Sibel Hanım'ın tepkisel "anti-modernist"liğini kendini "anti-feminist" olarak tanımlamasından ve "Feministler beni sevmez, ben de onları" diye devam etmesinden de anlayabiliriz. Feminizm ile İslâm arasında uzlaştırılamaz farklılıklar olduğuna ben de inanıyorum. Fakat feministler olmasaydı Ayşe Paşalı gibi mazlumlara kim sahip çıkacaktı ya da namus cinayetlerine karşı kim mücadele edecekti bilemiyorum. (Müslüman STK'ların bu gibi meselelerde yeterince çaba sarf etmediğini kabul etmek gerek.)

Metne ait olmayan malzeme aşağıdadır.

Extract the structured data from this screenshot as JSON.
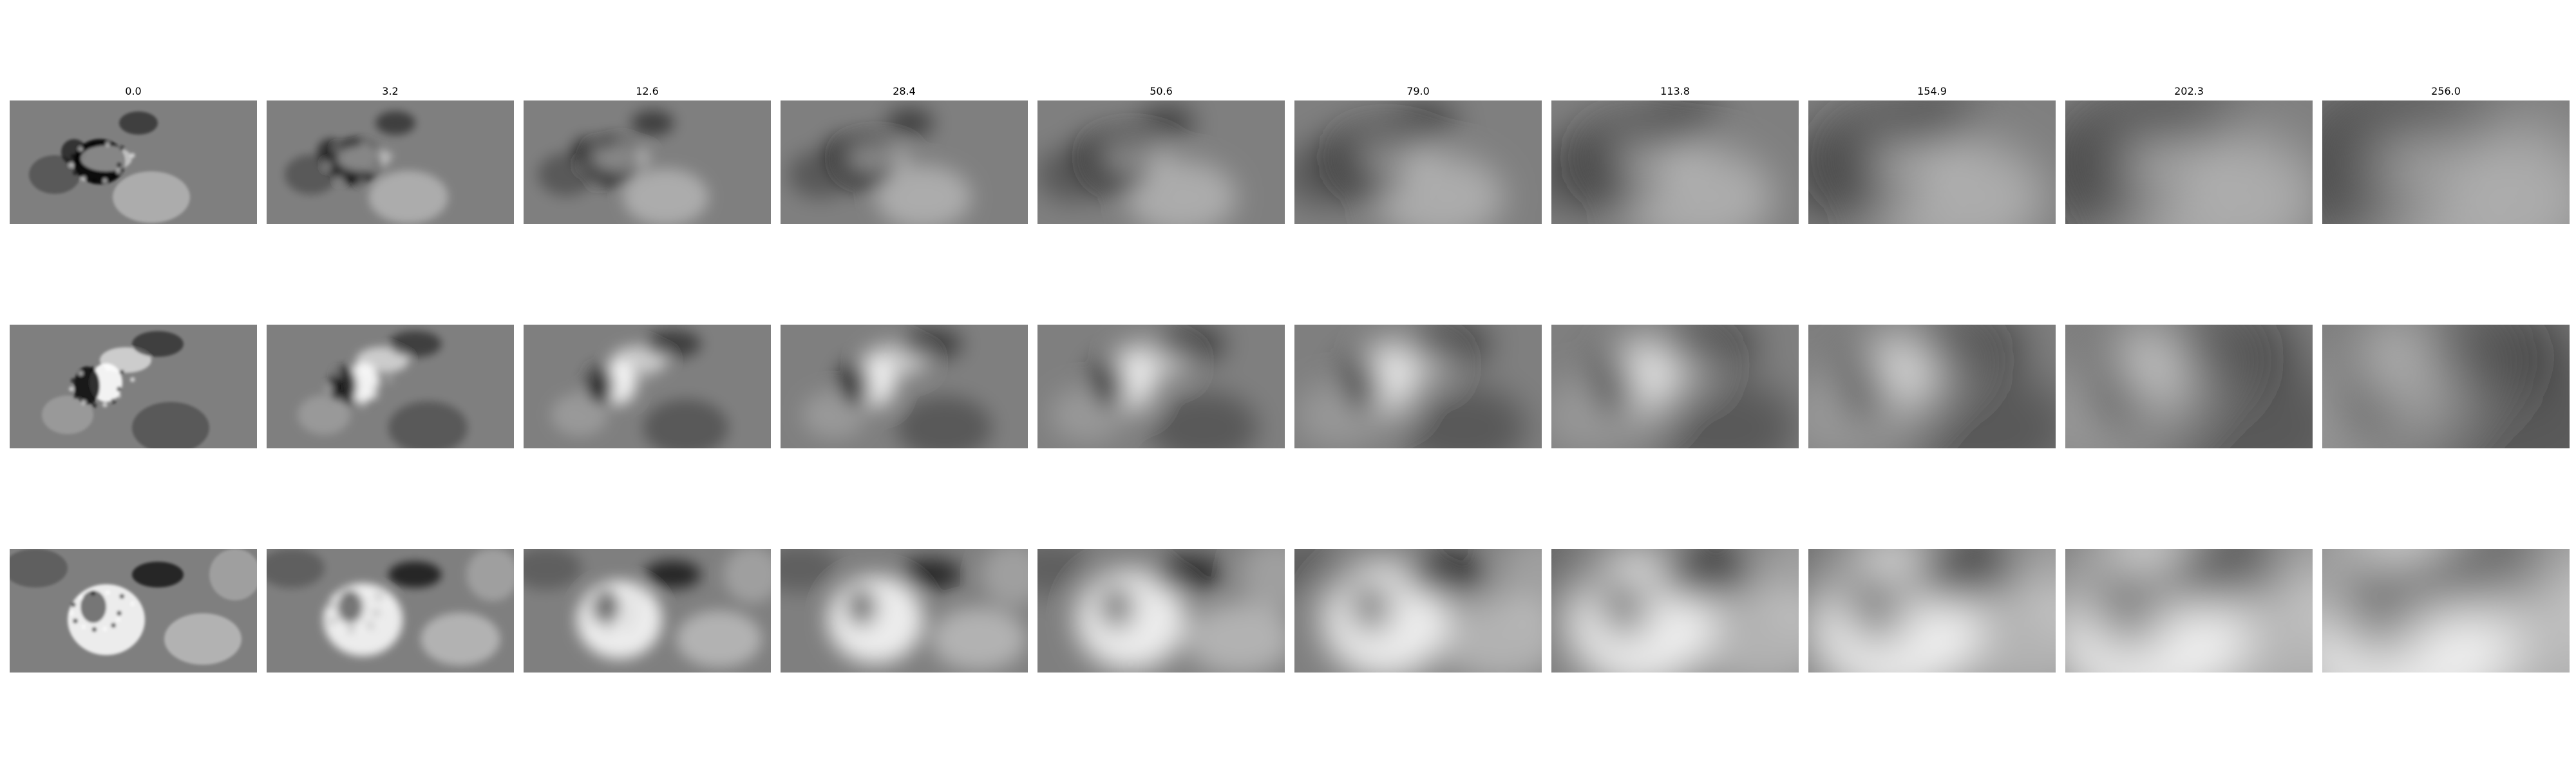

Diyeceğim o ki, dini iki tür tepkisellikten birine feda etmek bana doğru bir pozisyon gibi gelmiyor. "Modernite" de "anti-modernite" de Müslümanın pozisyonunu belirleyemez. Eğer belirlerse, merkezde yine İslâm değil, modernite var demektir. Ancak kul hakkını gözeten, ezilenin durumuna duyarlı, ezeni ıslah etmeyi amaç edinen bir arayış "hak"lı olabilir. Gerisi çokça tepkisellik ve bolca nefstir sadece.
Çokeşlilik mevzusuna Pazar günü devam edeceğim inşallah.